The Bilderberg conspiracy, global shadow government
http://cj.myfreeforum.org/about689.html
E.coli breaks out in France, 5 children in hospital
6/16/11
Five children admitted to hospital in northern France after eating beefburgers infected with a strain of E.coli bacteria are seriously ill, health officials said on Thursday, fanning fears of a wider outbreak.

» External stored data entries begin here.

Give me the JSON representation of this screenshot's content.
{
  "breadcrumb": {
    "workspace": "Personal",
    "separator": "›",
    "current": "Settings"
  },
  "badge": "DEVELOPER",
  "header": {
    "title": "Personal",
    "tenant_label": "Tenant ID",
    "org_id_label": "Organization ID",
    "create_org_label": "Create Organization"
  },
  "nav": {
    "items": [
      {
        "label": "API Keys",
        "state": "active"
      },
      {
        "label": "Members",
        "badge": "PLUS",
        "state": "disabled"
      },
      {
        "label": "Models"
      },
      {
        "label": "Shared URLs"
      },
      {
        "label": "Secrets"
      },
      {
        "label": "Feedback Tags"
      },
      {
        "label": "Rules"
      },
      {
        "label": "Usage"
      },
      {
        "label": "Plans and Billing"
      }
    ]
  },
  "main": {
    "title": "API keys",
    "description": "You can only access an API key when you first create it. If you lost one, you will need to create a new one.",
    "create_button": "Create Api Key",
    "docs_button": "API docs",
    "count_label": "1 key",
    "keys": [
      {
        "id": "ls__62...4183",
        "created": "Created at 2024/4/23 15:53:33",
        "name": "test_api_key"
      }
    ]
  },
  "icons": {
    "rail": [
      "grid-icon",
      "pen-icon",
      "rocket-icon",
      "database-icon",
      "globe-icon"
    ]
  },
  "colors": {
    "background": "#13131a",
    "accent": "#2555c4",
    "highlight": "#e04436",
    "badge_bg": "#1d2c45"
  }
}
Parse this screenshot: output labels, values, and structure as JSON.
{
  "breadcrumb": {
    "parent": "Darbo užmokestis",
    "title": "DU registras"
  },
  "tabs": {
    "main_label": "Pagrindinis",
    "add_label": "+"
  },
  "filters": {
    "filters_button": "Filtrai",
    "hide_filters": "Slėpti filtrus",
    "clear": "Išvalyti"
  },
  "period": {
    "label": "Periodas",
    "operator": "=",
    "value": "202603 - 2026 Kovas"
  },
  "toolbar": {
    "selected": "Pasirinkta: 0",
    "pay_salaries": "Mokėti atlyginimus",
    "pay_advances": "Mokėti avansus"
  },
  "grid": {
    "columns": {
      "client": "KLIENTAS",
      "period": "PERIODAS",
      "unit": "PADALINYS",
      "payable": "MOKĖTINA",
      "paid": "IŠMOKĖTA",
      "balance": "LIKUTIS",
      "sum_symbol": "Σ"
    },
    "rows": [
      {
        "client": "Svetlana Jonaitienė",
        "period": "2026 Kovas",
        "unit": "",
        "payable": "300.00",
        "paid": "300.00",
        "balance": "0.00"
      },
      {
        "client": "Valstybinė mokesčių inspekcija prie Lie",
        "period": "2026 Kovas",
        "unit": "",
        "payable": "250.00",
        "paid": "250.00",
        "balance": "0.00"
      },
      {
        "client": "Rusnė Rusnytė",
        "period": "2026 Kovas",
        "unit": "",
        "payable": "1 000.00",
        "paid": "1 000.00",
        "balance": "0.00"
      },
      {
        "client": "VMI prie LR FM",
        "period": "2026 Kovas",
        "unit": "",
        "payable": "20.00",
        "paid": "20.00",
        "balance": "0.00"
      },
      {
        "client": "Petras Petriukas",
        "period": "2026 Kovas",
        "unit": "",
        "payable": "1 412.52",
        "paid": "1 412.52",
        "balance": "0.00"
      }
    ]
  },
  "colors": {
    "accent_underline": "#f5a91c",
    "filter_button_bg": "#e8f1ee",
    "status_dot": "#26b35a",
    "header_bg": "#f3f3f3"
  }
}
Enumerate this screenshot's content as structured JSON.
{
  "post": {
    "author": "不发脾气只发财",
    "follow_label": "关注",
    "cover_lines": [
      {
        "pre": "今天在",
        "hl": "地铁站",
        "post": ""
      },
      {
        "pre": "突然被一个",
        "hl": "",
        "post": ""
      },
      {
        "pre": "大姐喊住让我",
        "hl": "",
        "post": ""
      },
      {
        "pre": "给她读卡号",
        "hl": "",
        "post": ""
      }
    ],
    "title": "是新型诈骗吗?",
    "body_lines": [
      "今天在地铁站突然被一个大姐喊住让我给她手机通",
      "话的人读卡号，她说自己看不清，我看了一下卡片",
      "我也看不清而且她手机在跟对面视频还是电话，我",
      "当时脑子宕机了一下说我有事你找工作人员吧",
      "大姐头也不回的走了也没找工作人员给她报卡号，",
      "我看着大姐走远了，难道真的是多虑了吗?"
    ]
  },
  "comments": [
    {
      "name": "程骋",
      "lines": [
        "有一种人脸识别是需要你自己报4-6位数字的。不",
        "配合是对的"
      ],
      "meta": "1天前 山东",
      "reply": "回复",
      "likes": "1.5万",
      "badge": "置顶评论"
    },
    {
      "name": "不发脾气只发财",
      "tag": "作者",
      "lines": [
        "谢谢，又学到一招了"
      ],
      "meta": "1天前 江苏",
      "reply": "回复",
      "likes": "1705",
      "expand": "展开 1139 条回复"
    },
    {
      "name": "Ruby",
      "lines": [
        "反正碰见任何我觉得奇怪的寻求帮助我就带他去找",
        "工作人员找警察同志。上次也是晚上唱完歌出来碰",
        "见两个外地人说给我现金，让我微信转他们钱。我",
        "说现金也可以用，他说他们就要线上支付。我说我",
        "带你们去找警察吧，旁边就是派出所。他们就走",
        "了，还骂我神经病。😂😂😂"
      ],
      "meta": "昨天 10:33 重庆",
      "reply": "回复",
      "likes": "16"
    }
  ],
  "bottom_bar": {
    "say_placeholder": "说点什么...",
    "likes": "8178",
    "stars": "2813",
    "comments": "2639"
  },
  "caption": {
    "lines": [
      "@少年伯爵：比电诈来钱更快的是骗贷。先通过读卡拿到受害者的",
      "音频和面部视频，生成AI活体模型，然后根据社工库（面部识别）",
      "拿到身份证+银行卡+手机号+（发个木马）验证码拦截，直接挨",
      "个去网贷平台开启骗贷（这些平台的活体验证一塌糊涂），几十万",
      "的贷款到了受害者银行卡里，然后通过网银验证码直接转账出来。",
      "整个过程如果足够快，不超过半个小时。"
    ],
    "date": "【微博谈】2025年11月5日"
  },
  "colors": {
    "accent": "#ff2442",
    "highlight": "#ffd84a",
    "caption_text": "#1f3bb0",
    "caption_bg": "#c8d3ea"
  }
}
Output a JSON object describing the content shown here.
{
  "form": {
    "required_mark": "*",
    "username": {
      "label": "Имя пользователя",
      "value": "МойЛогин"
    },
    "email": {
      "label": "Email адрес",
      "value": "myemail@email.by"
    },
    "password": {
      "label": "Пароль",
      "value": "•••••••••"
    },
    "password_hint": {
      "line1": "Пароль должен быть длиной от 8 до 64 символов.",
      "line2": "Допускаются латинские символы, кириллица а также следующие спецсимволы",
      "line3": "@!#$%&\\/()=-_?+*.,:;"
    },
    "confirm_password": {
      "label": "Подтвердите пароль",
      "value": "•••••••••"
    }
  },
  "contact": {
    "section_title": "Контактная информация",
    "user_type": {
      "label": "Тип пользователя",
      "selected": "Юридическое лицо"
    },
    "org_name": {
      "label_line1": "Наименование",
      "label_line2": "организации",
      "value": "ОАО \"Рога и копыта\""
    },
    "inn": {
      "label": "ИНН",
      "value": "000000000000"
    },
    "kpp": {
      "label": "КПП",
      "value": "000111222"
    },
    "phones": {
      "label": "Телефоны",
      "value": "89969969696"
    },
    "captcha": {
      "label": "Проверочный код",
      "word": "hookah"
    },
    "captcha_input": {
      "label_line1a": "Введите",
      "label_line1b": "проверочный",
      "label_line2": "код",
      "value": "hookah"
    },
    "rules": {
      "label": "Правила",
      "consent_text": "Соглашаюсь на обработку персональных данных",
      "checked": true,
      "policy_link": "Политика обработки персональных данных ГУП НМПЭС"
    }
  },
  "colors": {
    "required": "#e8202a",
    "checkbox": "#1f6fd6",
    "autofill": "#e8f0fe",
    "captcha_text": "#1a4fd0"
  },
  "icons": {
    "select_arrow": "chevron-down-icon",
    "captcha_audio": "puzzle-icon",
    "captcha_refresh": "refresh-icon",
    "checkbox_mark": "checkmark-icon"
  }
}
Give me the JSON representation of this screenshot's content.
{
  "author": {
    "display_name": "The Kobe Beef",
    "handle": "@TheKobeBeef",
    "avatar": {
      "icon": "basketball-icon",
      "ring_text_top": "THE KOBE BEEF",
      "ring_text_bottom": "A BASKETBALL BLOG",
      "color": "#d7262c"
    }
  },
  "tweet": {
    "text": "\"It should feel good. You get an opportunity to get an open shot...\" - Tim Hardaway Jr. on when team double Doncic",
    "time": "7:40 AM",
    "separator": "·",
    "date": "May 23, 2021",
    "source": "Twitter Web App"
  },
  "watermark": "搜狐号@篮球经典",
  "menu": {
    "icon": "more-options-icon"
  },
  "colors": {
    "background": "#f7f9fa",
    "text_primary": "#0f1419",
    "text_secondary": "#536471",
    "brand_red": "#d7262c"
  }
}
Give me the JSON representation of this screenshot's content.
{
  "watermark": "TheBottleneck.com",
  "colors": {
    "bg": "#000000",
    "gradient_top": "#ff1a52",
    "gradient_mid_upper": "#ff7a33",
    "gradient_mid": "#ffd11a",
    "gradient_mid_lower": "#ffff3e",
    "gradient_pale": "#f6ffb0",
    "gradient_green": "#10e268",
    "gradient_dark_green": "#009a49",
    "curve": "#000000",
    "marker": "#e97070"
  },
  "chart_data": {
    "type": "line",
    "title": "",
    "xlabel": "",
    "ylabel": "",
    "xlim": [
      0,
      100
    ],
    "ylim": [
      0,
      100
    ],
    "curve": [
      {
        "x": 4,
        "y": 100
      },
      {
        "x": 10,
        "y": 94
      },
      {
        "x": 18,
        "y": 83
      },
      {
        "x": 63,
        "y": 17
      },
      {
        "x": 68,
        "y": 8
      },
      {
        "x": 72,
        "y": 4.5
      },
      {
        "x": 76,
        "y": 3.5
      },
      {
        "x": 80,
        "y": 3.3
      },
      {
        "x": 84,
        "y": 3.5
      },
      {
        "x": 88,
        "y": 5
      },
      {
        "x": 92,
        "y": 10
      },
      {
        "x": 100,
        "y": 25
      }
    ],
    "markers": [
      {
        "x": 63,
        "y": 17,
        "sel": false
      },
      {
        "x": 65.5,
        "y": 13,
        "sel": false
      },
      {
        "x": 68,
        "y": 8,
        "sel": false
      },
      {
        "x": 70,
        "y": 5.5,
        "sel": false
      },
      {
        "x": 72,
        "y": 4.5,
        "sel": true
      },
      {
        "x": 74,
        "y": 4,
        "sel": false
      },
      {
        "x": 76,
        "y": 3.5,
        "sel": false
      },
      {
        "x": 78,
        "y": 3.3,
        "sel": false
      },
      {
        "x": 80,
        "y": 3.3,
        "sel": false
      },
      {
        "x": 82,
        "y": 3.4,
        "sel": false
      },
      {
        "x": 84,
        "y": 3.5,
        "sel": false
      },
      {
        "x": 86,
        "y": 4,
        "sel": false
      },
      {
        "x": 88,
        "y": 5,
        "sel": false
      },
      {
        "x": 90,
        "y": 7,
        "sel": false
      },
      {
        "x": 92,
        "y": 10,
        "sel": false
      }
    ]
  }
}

The officials said the bacteria did not appear to be related to the lethal strain of E.coli that has killed 37 people and made 3,000 ill, most of them in northern Germany.
Privately owned German discount chain Lidl withdrew boxes of the frozen beefburgers believed to be behind the French infections. The boxes were sold under the brand "Steaks Country" and had expiry dates of May 10, 11 and 12, officials said.
On Wednesday six children, aged between 20 months and eight years and from different towns in the Pas de Calais region, were taken to a hospital in the city of Lille after suffering bouts of bloody diarrhea.
One was released, but five are in a "serious condition" and still being treated at the hospital. Three are being treated with hemodialysis, a method of removing waste products from the blood in the case of kidney failure.